Bruteforcing until we win

First block

The first block is trivial to bruteforce so I implemented a simple bruteforce c program which links against a heavily optimised megalosaure.c.

{{< code file="/static/megalosaure/src/simple.c" language="c" >}}

With the following Makefile (which also has the final targets for the final solver)

{{< code file="/static/megalosaure/src/Makefile" language="makefile" >}}

You can run make simple to build this simple bruteforcer for the first block.

$ ./simple 
FCSC{454

Great I have the first 8 bytes of the flag.

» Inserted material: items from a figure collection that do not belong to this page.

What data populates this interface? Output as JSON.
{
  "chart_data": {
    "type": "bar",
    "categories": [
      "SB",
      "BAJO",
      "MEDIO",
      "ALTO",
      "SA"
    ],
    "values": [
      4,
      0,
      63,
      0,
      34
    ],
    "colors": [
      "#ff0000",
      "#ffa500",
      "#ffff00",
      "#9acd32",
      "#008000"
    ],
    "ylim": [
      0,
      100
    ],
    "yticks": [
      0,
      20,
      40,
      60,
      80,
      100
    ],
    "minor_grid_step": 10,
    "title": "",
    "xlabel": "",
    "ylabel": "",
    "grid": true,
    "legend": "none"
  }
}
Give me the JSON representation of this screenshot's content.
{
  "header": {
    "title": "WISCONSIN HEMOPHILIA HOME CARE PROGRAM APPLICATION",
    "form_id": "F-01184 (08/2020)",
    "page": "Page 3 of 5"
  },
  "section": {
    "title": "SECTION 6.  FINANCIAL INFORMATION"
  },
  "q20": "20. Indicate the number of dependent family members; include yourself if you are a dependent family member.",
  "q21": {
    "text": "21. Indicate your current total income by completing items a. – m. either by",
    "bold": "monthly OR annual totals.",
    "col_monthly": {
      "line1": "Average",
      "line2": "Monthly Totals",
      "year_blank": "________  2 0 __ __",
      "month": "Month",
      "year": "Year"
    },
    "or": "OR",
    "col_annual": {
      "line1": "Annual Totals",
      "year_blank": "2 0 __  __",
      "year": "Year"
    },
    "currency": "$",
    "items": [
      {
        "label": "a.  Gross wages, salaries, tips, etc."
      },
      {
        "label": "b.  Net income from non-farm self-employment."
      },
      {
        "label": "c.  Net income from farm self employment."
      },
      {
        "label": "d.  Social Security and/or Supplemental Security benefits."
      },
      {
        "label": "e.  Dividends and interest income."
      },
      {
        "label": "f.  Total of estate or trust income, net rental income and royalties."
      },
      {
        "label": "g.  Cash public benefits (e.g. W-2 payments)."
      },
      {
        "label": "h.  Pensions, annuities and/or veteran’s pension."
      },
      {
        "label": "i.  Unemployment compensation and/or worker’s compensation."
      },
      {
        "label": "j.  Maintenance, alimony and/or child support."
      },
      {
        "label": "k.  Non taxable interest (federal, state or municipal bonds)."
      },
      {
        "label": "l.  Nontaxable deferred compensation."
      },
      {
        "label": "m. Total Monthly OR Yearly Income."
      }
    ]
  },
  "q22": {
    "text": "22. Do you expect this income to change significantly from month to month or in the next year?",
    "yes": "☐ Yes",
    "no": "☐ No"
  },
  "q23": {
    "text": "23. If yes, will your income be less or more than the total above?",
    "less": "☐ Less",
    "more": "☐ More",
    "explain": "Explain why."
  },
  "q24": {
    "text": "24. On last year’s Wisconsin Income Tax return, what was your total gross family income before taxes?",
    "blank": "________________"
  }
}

Now what ?

This strategy will not work on other blocks, where all of the 8 bytes are unknown.

Angr attempt

So since I had the source code, I thought that I could try angr on this one, surprisingly enough, this did not give anything.

For the same reason as z3, doing all the pods at once is just too much.

Reducing the character set

Now things are becoming really nasty for my solver, I was working in parallel on the z3 solver and as I ran it on my first try, I thought

Hey "FCSC{454" does not look like a funny string, maybe this flag is only a hexstring

So I started bruteforcing all the blocks but only on hex digits, which comes back to 2^32 iterations per block, completly doable.

However just remember that before being inputted in the first pod, the input is xored with the output of the previous block.

Since I have the reference array, I know the desired output of all the blocks and can bruteforce them in parralel.

Watch out, the code is dirty.

{{< code file="/static/megalosaure/src/main.c" language="c" >}}

You can run make to compile the solver.

It takes about 20 minutes to run, and prints each block when it finds one.

$ time ./solver 
Block 6: 06a5611b
Block 1: 2d32e27c
Block 4: 4016b156
Block 8: 420ac}
Block 7: c18edd32
Block 3: d3418e7a
Block 2: de2d7cf7
Block 5: e4df7f0c

real	21m18,662s
user	107m44,082s
sys	0m0,936s

I then reconstituted the flag manually by pasting each block

FCSC{4542d32e27cde2d7cf7d3418e7a4016b156e4df7f0c06a5611bc18edd32420ac}

After solving the challenge and discussing with its author, I learned that the VM actually implemented a symetric block cipher (SIMON-64-128), with a null IV, and CBC mode of operation.

The key was embeded in the code, so it was actually a whitebox.

Looking back at everything, we can clearly see that one pod is actually a round of encryption, a block is encrypted through 0x2c rounds, with each block input being xored with the output of the previous block (0 for the first block), thus the CBC and null IV.